Comme pour un médicament, les objectifs de progression et la posologie (combien de séances par semaine, à quelle dose, etc.) sont définis par le médecin traitant, lors d’une consultation destinée à mesurer la motivation du patient, son niveau d’exercice habituel et ses capacités à pratiquer une activité physique, en lien avec sa pathologie. Ce doit être du sur-mesure, pour ne pas dégoûter le patient, dont le rapport à l’effort physique est bien souvent entaché de « pensées limitantes », selon les termes du Pr Martine Duclos. Laure a 59 ans. Prise en charge au CHU de Rennes pour une insuffisance rénale, elle a suivi, fin 2021, un programme d’activité physique adaptée (APA) de huit semaines, à raison de 2 séances hebdomadaires. « Cet accompagnement adapté à mes capacités m’a permis de me sentir plus légère, notamment mentalement, ce qui est important quand on souffre d’une maladie chronique. Cela aide à être positif et à aller de l’avant. »
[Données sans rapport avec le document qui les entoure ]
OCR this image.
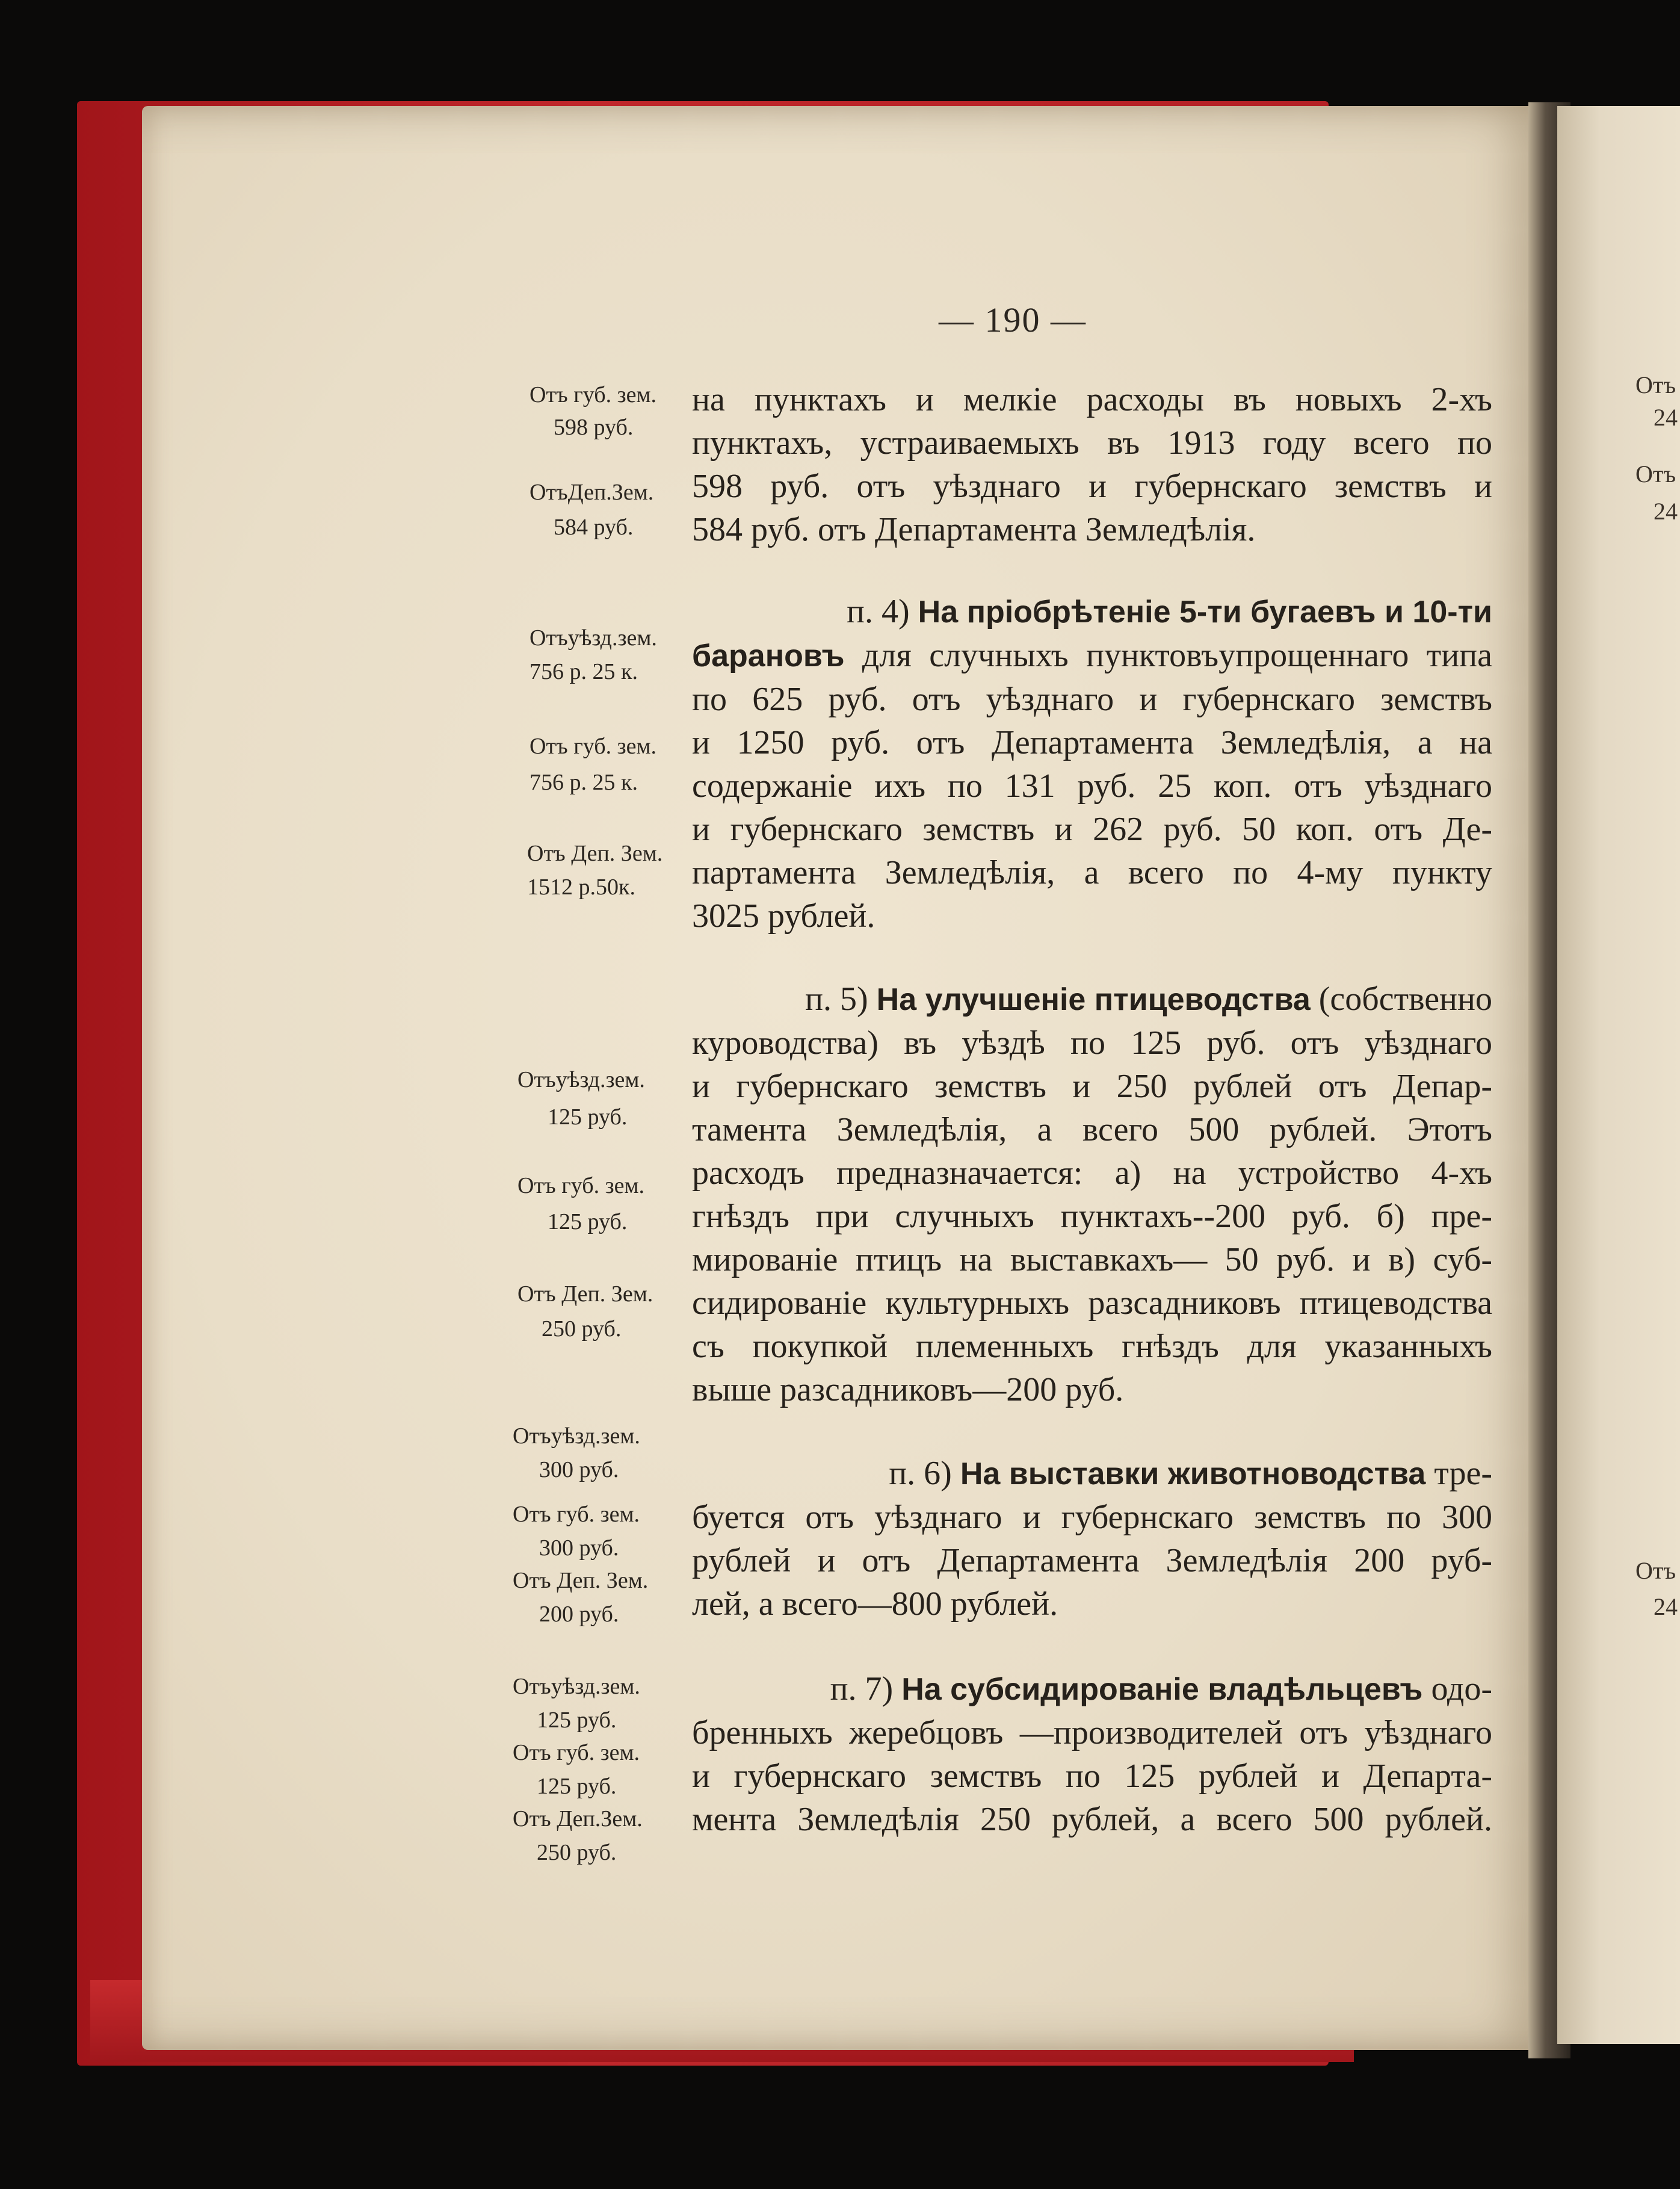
Отъ
24
Отъ
24
Отъ
24
— 190 —
Отъ губ. зем.
598 руб.
ОтъДеп.Зем.
584 руб.
Отъуѣзд.зем.
756 р. 25 к.
Отъ губ. зем.
756 р. 25 к.
Отъ Деп. Зем.
1512 р.50к.
Отъуѣзд.зем.
125 руб.
Отъ губ. зем.
125 руб.
Отъ Деп. Зем.
250 руб.
Отъуѣзд.зем.
300 руб.
Отъ губ. зем.
300 руб.
Отъ Деп. Зем.
200 руб.
Отъуѣзд.зем.
125 руб.
Отъ губ. зем.
125 руб.
Отъ Деп.Зем.
250 руб.
на пунктахъ и мелкіе расходы въ новыхъ 2-хъ
пунктахъ, устраиваемыхъ въ 1913 году всего по
598 руб. отъ уѣзднаго и губернскаго земствъ и
584 руб. отъ Департамента Земледѣлія.
п. 4) На пріобрѣтеніе 5-ти бугаевъ и 10-ти
барановъ для случныхъ пунктовъупрощеннаго типа
по 625 руб. отъ уѣзднаго и губернскаго земствъ
и 1250 руб. отъ Департамента Земледѣлія, а на
содержаніе ихъ по 131 руб. 25 коп. отъ уѣзднаго
и губернскаго земствъ и 262 руб. 50 коп. отъ Де-
партамента Земледѣлія, а всего по 4-му пункту
3025 рублей.
п. 5) На улучшеніе птицеводства (собственно
куроводства) въ уѣздѣ по 125 руб. отъ уѣзднаго
и губернскаго земствъ и 250 рублей отъ Депар-
тамента Земледѣлія, а всего 500 рублей. Этотъ
расходъ предназначается: а) на устройство 4-хъ
гнѣздъ при случныхъ пунктахъ--200 руб. б) пре-
мированіе птицъ на выставкахъ— 50 руб. и в) суб-
сидированіе культурныхъ разсадниковъ птицеводства
съ покупкой племенныхъ гнѣздъ для указанныхъ
выше разсадниковъ—200 руб.
п. 6) На выставки животноводства тре-
буется отъ уѣзднаго и губернскаго земствъ по 300
рублей и отъ Департамента Земледѣлія 200 руб-
лей, а всего—800 рублей.
п. 7) На субсидированіе владѣльцевъ одо-
бренныхъ жеребцовъ —производителей отъ уѣзднаго
и губернскаго земствъ по 125 рублей и Департа-
мента Земледѣлія 250 рублей, а всего 500 рублей.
Deux limites : la formation des médecins et la prise en charge

À l’instar de Laure, la loi « Sport sur ordonnance » a-t-elle réussi à convaincre patients et médecins au terme de ces cinq premières années ? « Cette loi a permis de faire bouger les lignes », estime le Pr Duclos. Pour preuve, la construction sur tout le territoire de 500 Maisons sport santé d’ici à 2024, destinées à accueillir et orienter le public et à former les professionnels de santé, ou encore la multiplication des centres et autres clubs labellisés sport santé. Il faut également citer la mobilisation de plusieurs fédérations sportives. Témoin, le Médicosport-Santé, élaboré par le Comité national olympique et sportif français (CNOSF). Ce Vidal de l’activité physique adaptée recense la totalité des offres spécifiques de plus de 50 fédérations : ça va du foot en marchant au tennis sur une moitié de court avec balles en mousse en passant par le volley avec filet abaissé.

Mais de nombreux obstacles subsistent. Malgré les efforts de la Haute Autorité de santé pour communiquer sur ce dispositif, le Pr Carré regrette « le manque de formation des médecins sur les modalités de prescription, ce qui explique une participation insuffisante du corps médical, en particulier, en ville, et le manque quasi-total de prise en charge, ce qui représente un frein majeur pour les patients ». C’est plus particulièrement le cas pour ceux qui n’intègrent pas un programme d’activité physique adaptée au sein d’un établissement hospitalier ou de réadaptation par l’effort, qui dure en général entre deux et trois mois. Il existe également des disparités territoriales : la ville de Strasbourg, par exemple, prend intégralement en charge la première année pour toute personne engagée, sur prescription médicale, dans un parcours sport santé. Cela dit, de plus en plus de mutuelles proposent de rembourser une part du reste à charge. Enfin, des expérimentations financées par l’Assurance maladie sont en cours, affirme le Pr Duclos, « destinées à évaluer l’efficience sur trois ans des prises en charge pluridisciplinaires, comprenant l’APA, de maladies chroniques ». Mais, ajoute la médecin du sport, « on sait que la moitié des patients soignés pour une ALD arrêtent leurs traitements médicamenteux, bien qu’ils soient pris en charge à 100 % ». Ce ne serait donc pas qu’une question de remboursement.

Et si le point faible n’était autre que l’absence d’éducation à la santé ? Tous les médecins s’accordent pour le dire : il n’y a rien de plus difficile que de changer son mode de vie. Les bonnes habitudes doivent donc être prises tôt. Mette l’accent sur la prévention dès le plus jeune âge et donner les moyens à chacun de faire des choix éclairés figurent au nombre des principales mesures demandées par France Assos Santé dans le document « 20 propositions pour améliorer la participation des usagers au système de santé », publié à l’occasion des élections 2022.